Annex A. OECD team and authors of the report

Beatriz Pont is a senior education policy analyst at the OECD Directorate for Education and Skills, with extensive experience in education policy reform internationally. She currently leads the OECD’s Implementing Education Policies Programme. She has specialised in education policy and reform more generally, and in specific areas such as equity and quality in education, school leadership, adult learning and adult skills. She has also worked with individual countries such as Greece, Japan, Mexico, Norway, Sweden, the United Kingdom (Wales) and others in their school improvement reform efforts and launched the comparative series Education Policy Outlook. Previously, Beatriz was a researcher on education and social policies in the Economic and Social Council of the Government of Spain and worked for Andersen Consulting (Accenture). She studied Political Science at Pitzer College, Claremont, California, and holds a Master’s degree in international affairs from Columbia University and a PhD in Political Science from Complutense University, Madrid. She has been a research fellow at the Institute of Social Sciences (Tokyo University), at the Laboratory for Interdisciplinary Evaluation of Public Policies (LIEPP, Sciences Po, Paris) and was granted an honorary doctorate from Sheffield Hallam University.

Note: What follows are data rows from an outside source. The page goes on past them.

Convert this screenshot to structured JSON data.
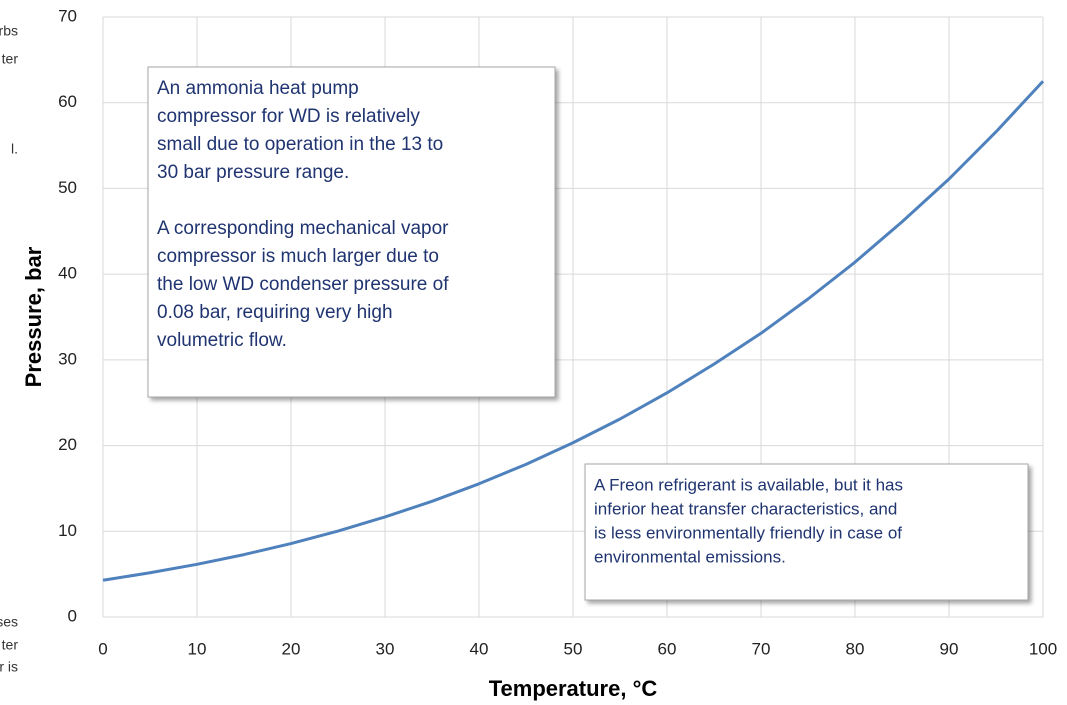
{
  "chart_data": {
    "type": "line",
    "x_label": "Temperature, °C",
    "y_label": "Pressure, bar",
    "x": [
      0,
      5,
      10,
      15,
      20,
      25,
      30,
      35,
      40,
      45,
      50,
      55,
      60,
      65,
      70,
      75,
      80,
      85,
      90,
      95,
      100
    ],
    "series": [
      {
        "color": "#4f81bd",
        "values": [
          4.29,
          5.16,
          6.15,
          7.28,
          8.57,
          10.03,
          11.67,
          13.5,
          15.54,
          17.81,
          20.33,
          23.1,
          26.15,
          29.5,
          33.1,
          37.1,
          41.4,
          46.1,
          51.1,
          56.6,
          62.5
        ]
      }
    ],
    "xlim": [
      0,
      100
    ],
    "xticks": [
      0,
      10,
      20,
      30,
      40,
      50,
      60,
      70,
      80,
      90,
      100
    ],
    "ylim": [
      0,
      70
    ],
    "yticks": [
      0,
      10,
      20,
      30,
      40,
      50,
      60,
      70
    ],
    "grid": true,
    "annotations": [
      {
        "paragraphs": [
          [
            "An ammonia heat pump",
            "compressor for WD is relatively",
            "small due to operation in the 13 to",
            "30 bar pressure range."
          ],
          [
            "A corresponding mechanical vapor",
            "compressor is much larger due to",
            "the low WD condenser pressure of",
            "0.08 bar, requiring very high",
            "volumetric flow."
          ]
        ]
      },
      {
        "paragraphs": [
          [
            "A Freon refrigerant is available, but it has",
            "inferior heat transfer characteristics, and",
            "is less environmentally friendly in case of",
            "environmental emissions."
          ]
        ]
      }
    ],
    "margin_text": [
      "rbs",
      "ter",
      "l.",
      "ses",
      "ter",
      "er is"
    ]
  }
}
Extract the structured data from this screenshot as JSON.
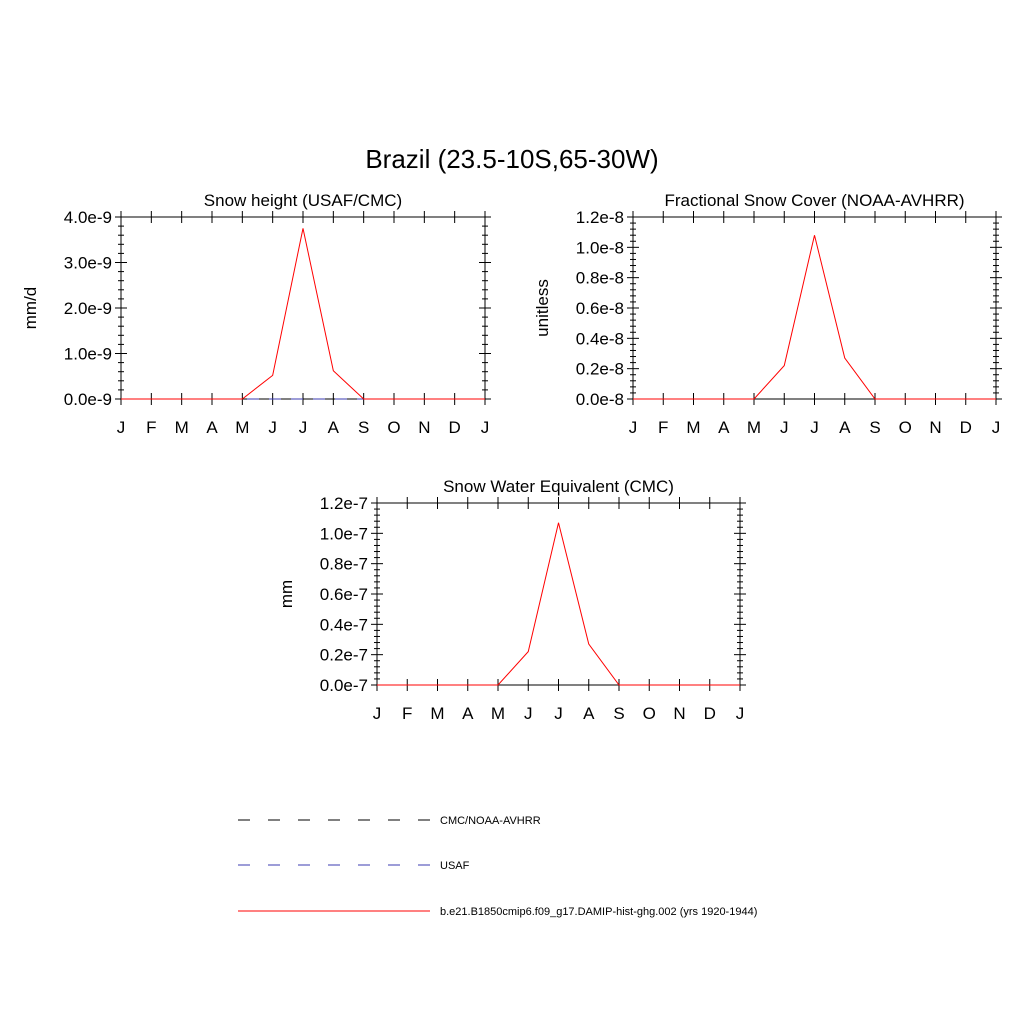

Claire Sinnema is an Associate Professor at the Faculty of Education and Social Work, the University of Auckland. Her research focuses on educational improvement, and particularly on curriculum, networks, educational leadership, practitioner inquiry and standards. Claire’s research and advisory work spans the design of education-related policies, the realisation of those policies in educational settings, and the interactions amongst educators, including those in networks, as they seek to improve teaching and learning. She has a particular interest in the concept of educational systems that learn. Claire employs mixed methods approaches integrating theory of action analysis, problem-based methodology and social network analysis, and uses a range of qualitative and quantitative methods. Claire has had extensive involvement in curriculum reform work (including in New Zealand, Wales, Norway and Croatia), including national evaluations of curriculum implementation, and has served on numerous reference and advisory groups for national education agencies in New Zealand and beyond. She was appointed in 2018 to the New Zealand Government's Ministerial Advisory Group on Curriculum, Progress and Achievement and also serves as a member of the Welsh Government's Curriculum and Assessment Group. Before pursuing her academic career, Claire was a primary school teacher and Deputy Principal. See full bio: https://unidirectory.auckland.ac.nz/profile/c-sinnema.

Romane Viennet is a policy consultant with the OECD’s Implementing Education Policies Programme of the OECD Directorate for Education and Skills. She co-ordinated the 2019 OECD Assessment of Wales’ curriculum reform and has previously taken part in similar OECD assessments of school education policies in Mexico, Norway and Ireland. Romane holds a Master’s degree in International Affairs and a B.A. in political science and economics, both from Sciences Po Paris. As a student, she was invited to advise the French Government on their education reform priorities in 2018-19. She has worked previously as a social impact analyst in France, and as a research assistant in behavioural economics projects in Cornell University, New York. Her research interests include education policy implementation and change processes in public policy.